What is Atrial Septal Defect?
This defect is basically a hole in the heart. Depending on how big the hole is, the difficulties caused by the defect may be mild to life-threatening. Kittens with extreme cases often die before birth or shortly after. An atrial septal defect can lead to damage of the heart or heart failure. If a large hole is present, large volumes of blood will pass through to the left side of the heart, which strains the right side of the heart until it becomes irreversibly damaged.
The heart of a cat is a small but muscular organ. It is hollow and made up of two sides and four compartments. The heart moves blood to the lungs for and oxygenation and then pumps the blood throughout the body. The upper chambers on each side of the heart are referred to as atria and the lower compartments are called ventricles. Blood collects in the atrial compartments and pumps out of the ventricles. The membranes that separate these four chambers are called septas. Before birth, an opening exists to allow blood to pass from the right atrium to the left, bypassing the lungs, as in utero kittens do not breathe air. After birth, this opening closes over. In cats with an atrial septal defect, a constant opening exists between the two upper sections of the heart, creating added pressure in the right side of the heart.
Symptoms of Atrial Septal Defect in Cats
Kittens with very mild defects may not exhibit noticeable symptoms. In over 30 percent of atrial septal defect cases, other birth defects are also present. If symptoms are recognized, take the cat to a veterinary clinic or animal hospital immediately. Signs to watch for include:
- Dyspnea (difficulty breathing)
- Shortness of breath
- Pleural effusion (fluid around the lungs)
- Fluid in the abdomen (may cause distention)
- Loss of appetite
- Low levels of activity
Causes of Atrial Septal Defect in Cats
Often, congenital heart defects are passed down genetically from the parents. Some instances occur due to events that happen to the mother while pregnant. All known causes are listed as follows:
- Hereditary defects
- Mother exposed to chemicals while pregnant
- Mother given medications while pregnant
- Mother being poisoned while pregnant
- Bacterial infection of pregnant mother
- Malnutrition of pregnant mother
Diagnosis of Atrial Septal Defect in Cats
An atrial septal defect may be found during the first routine examination of a kitten. While listening to the heart with a stethoscope, the veterinarian may notice a murmur or whooshing sound. This does not always confirm that a heart defect exists, however, the louder the murmur, the more likely it is that a defect is present. The earlier that this defect is identified, the better, as early treatment can prevent heart damage. If the cat is exhibiting symptoms, a complete physical examination will be performed, often with the same outcome.
An electrocardiogram may be used to record the electrical activity within the heart. This can be useful in finding arrhythmias of the heart. A general x-ray of the chest can help reveal the overall condition of the heart and lungs. An echocardiogram (ultrasound of the heart) can help determine the size, function and blood flow of the heart. The cat will need to go through pre-anesthetic testing to ensure it can handle surgery if necessary. Full blood work may be run before a medication prescription is started to assess the health of the kidneys and liver.
Treatment of Atrial Septal Defect in Cats
Small atrial septal defects may not need treatment at all, especially if they are asymptomatic.

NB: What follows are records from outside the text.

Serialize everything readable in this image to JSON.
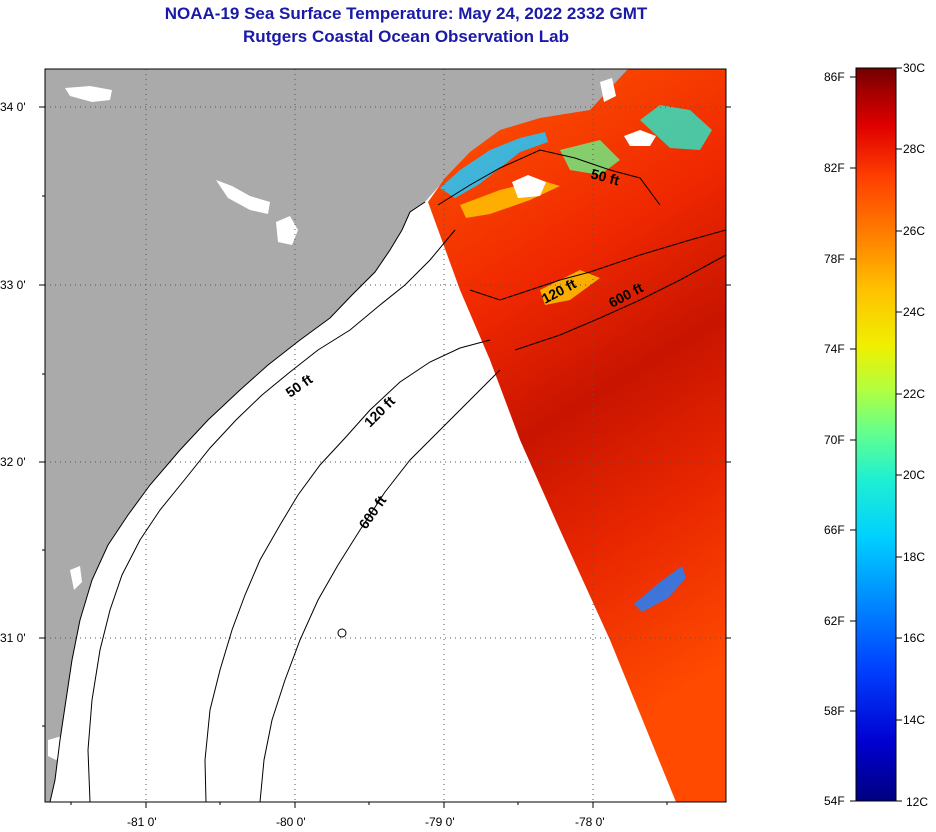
{
  "title": "NOAA-19 Sea Surface Temperature:  May 24, 2022 2332 GMT",
  "subtitle": "Rutgers Coastal Ocean Observation Lab",
  "lat_ticks": [
    {
      "value": 34,
      "label": "34 0'"
    },
    {
      "value": 33,
      "label": "33 0'"
    },
    {
      "value": 32,
      "label": "32 0'"
    },
    {
      "value": 31,
      "label": "31 0'"
    }
  ],
  "lon_ticks": [
    {
      "value": -81,
      "label": "-81 0'"
    },
    {
      "value": -80,
      "label": "-80 0'"
    },
    {
      "value": -79,
      "label": "-79 0'"
    },
    {
      "value": -78,
      "label": "-78 0'"
    }
  ],
  "contour_labels": [
    {
      "text": "50 ft"
    },
    {
      "text": "120 ft"
    },
    {
      "text": "600 ft"
    },
    {
      "text": "50 ft"
    },
    {
      "text": "120 ft"
    },
    {
      "text": "600 ft"
    }
  ],
  "colorbar": {
    "fahrenheit_labels": [
      "86F",
      "82F",
      "78F",
      "74F",
      "70F",
      "66F",
      "62F",
      "58F",
      "54F"
    ],
    "celsius_labels": [
      "30C",
      "28C",
      "26C",
      "24C",
      "22C",
      "20C",
      "18C",
      "16C",
      "14C",
      "12C"
    ],
    "colors": [
      "#000080",
      "#0000d0",
      "#0040ff",
      "#0090ff",
      "#00d0ff",
      "#20f0d0",
      "#60ff90",
      "#b0ff40",
      "#f0f000",
      "#ffc000",
      "#ff8000",
      "#ff4000",
      "#e00000",
      "#a00000",
      "#700000"
    ]
  },
  "colors": {
    "land": "#aaaaaa",
    "no_data": "#ffffff",
    "title": "#1a1aa6"
  }
}
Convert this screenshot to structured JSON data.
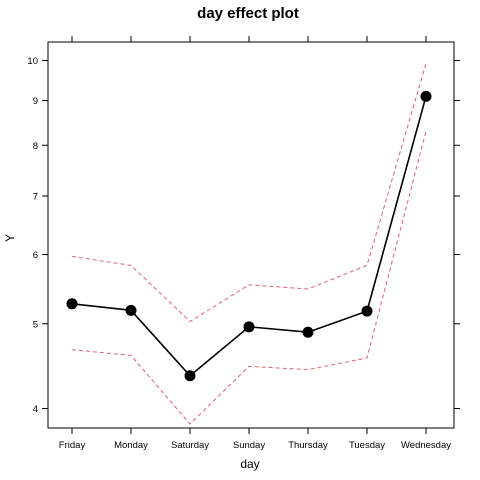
{
  "chart_data": {
    "type": "line",
    "title": "day effect plot",
    "xlabel": "day",
    "ylabel": "Y",
    "categories": [
      "Friday",
      "Monday",
      "Saturday",
      "Sunday",
      "Thursday",
      "Tuesday",
      "Wednesday"
    ],
    "yscale": "log",
    "ylim": [
      3.8,
      10.5
    ],
    "yticks": [
      4,
      5,
      6,
      7,
      8,
      9,
      10
    ],
    "grid": false,
    "series": [
      {
        "values": [
          5.27,
          5.18,
          4.36,
          4.96,
          4.89,
          5.17,
          9.1
        ],
        "color": "#000000",
        "style": "solid",
        "markers": true
      },
      {
        "values": [
          5.97,
          5.83,
          5.03,
          5.54,
          5.48,
          5.83,
          9.92
        ],
        "color": "#e06070",
        "style": "dashed",
        "markers": false
      },
      {
        "values": [
          4.67,
          4.6,
          3.84,
          4.47,
          4.43,
          4.57,
          8.3
        ],
        "color": "#e06070",
        "style": "dashed",
        "markers": false
      }
    ]
  }
}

Appropriate treatment will depend on the extent of the defect present.
If the surgeon has adequate experience, they may suggest implanting a synthetic device to seal off the hole. Open heart surgery carries many risks and is not offered at the majority of veterinary clinics.
Certain medications may be given to help with the secondary issues caused by atrial septal defects. Diuretics may be prescribed to reduce fluid accumulation in the abdomen or lungs. Angiotensin-converting enzyme (ACE) inhibitors may be prescribed to relax the blood vessels and lower pressure on the heart.
Recovery of Atrial Septal Defect in Cats
If the defect is mild, the cat is likely to live a long and normal life, however, regular veterinary assessments of the heart condition should be performed throughout the cat's life. If the defect is severe, the prognosis may be poor. The goal in this case will be to minimize all symptoms present and lengthen and enrich the cat's life as much as possible. If symptoms start to worsen, the cat should be brought back to the vet for further testing.
In some cases, cats may recover well from surgery. Following all at-home care guidelines during recovery is essential for the success of the healing process. All activity may need to be limited while the cat recuperates from this major surgery. If the cat has been prescribed medications, it will need regular blood tests to ensure that the dosage is correct and that no adverse side effects have developed. In cats that have suffered heart damage, the outcome may be much worse.